The only thing yhat it will do is take some spring tension away from the rave spring. You can do the same thing by backing out the red cap in the center of the rave housing. I would go out 1/4 turns at a time if you choose to do so.
Additional gaskets will also pull the RAVE guillotine (thickness of the gasket) away from the piston. This piston / guillotine clearance is critical for low RPM compression building. This is also why Rotax recommends removing a specific amount of material from RAVE guillotine when oversized pistons are employed. Long term, this will leave a small step in the sliding surface of the cylinder's RAVE channel so removing that extra gasket at some point may cause valve sticking
I saw guys doing it as an attempt to keep the rave fully open on long wide open pulls (800's). Results were mixed at best. We even tried pulling the orings out of them for the same reasons. In addition to the low rpms effect that thumbdoctors mention there can be a high rpm penalty also. The port is not "streamlined" if the valve has moved any farther into its slot than flush.

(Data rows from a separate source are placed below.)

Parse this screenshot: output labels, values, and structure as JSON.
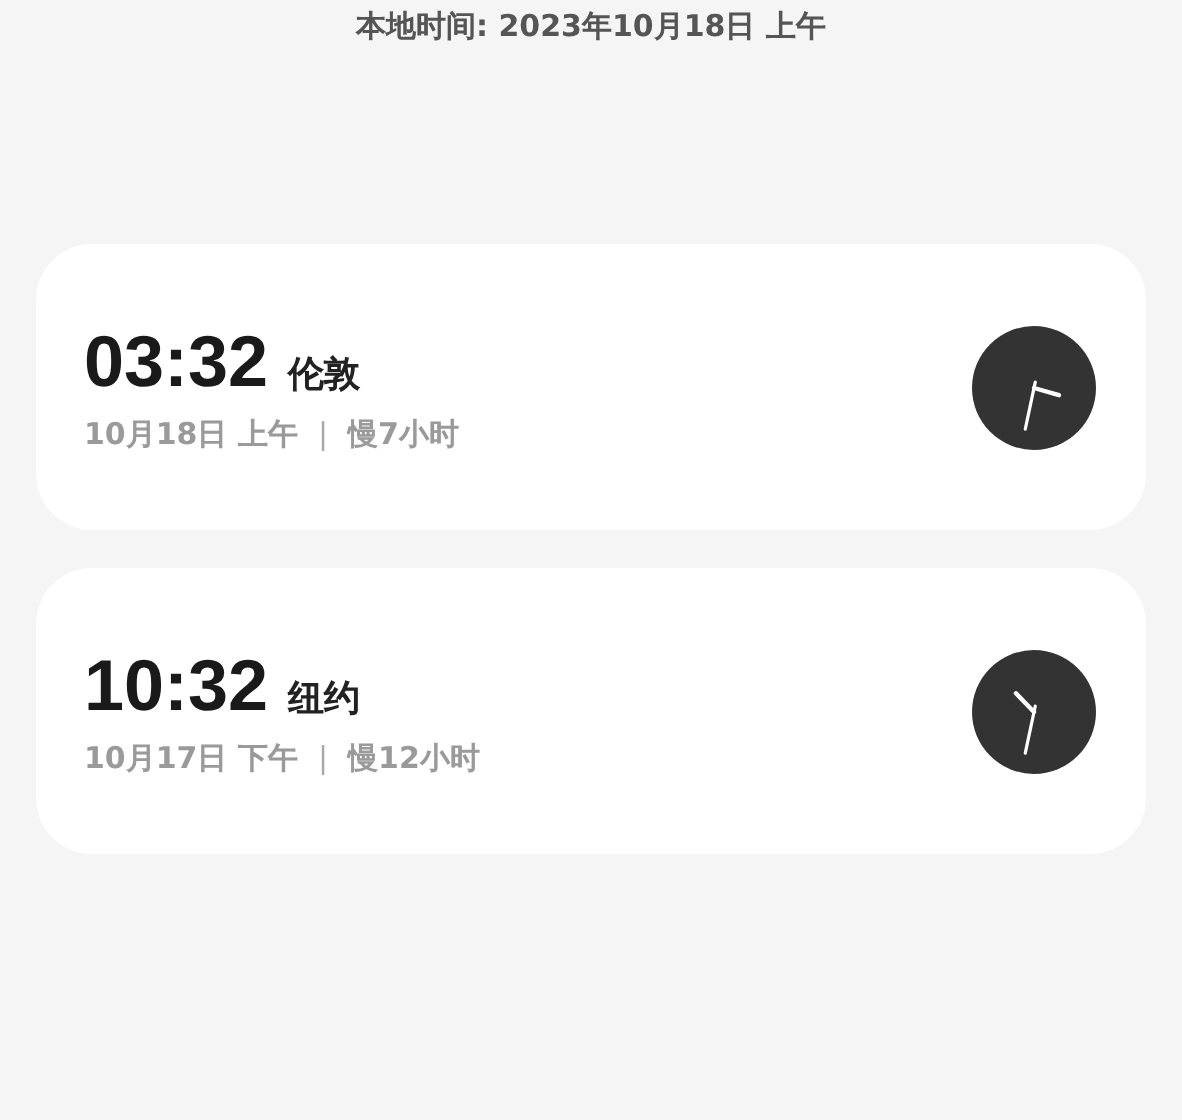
{
  "local_time": "本地时间: 2023年10月18日 上午",
  "cities": [
    {
      "time": "03:32",
      "city": "伦敦",
      "date": "10月18日 上午",
      "separator": "|",
      "offset": "慢7小时"
    },
    {
      "time": "10:32",
      "city": "纽约",
      "date": "10月17日 下午",
      "separator": "|",
      "offset": "慢12小时"
    }
  ]
}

What seemed to be happening was the raves would not stay open toward the end of a long hard heatsoaked pull. Not sure if this was due to a loss of compression as the rings went lame? or if the valve was cycling in and out slightly with the rise and fall of the piston, and they would get out of sync. But loosening the spring seemed to help, until the motor cooled back off, then tight was better again. The blowdown may also been affected? duno? This was on the reg 800, the 800ho we played with last season didn't seem to act the same way. They have more compression and a taller exh port, same rave, whatever it was it' seems to be fixed.
As long as we're discussing RAVE's....I pulled mine out to clean them, and in doing so I pulled the rubber boots off also. I am just wondering if it's nessesary to use the DOW 111 silicone, at both ends of the boot where it seals. If it is nessesary, is there an atlernative to use. That stufrf is quite expensive for no more than you need to use. Thanks for your help, Butch.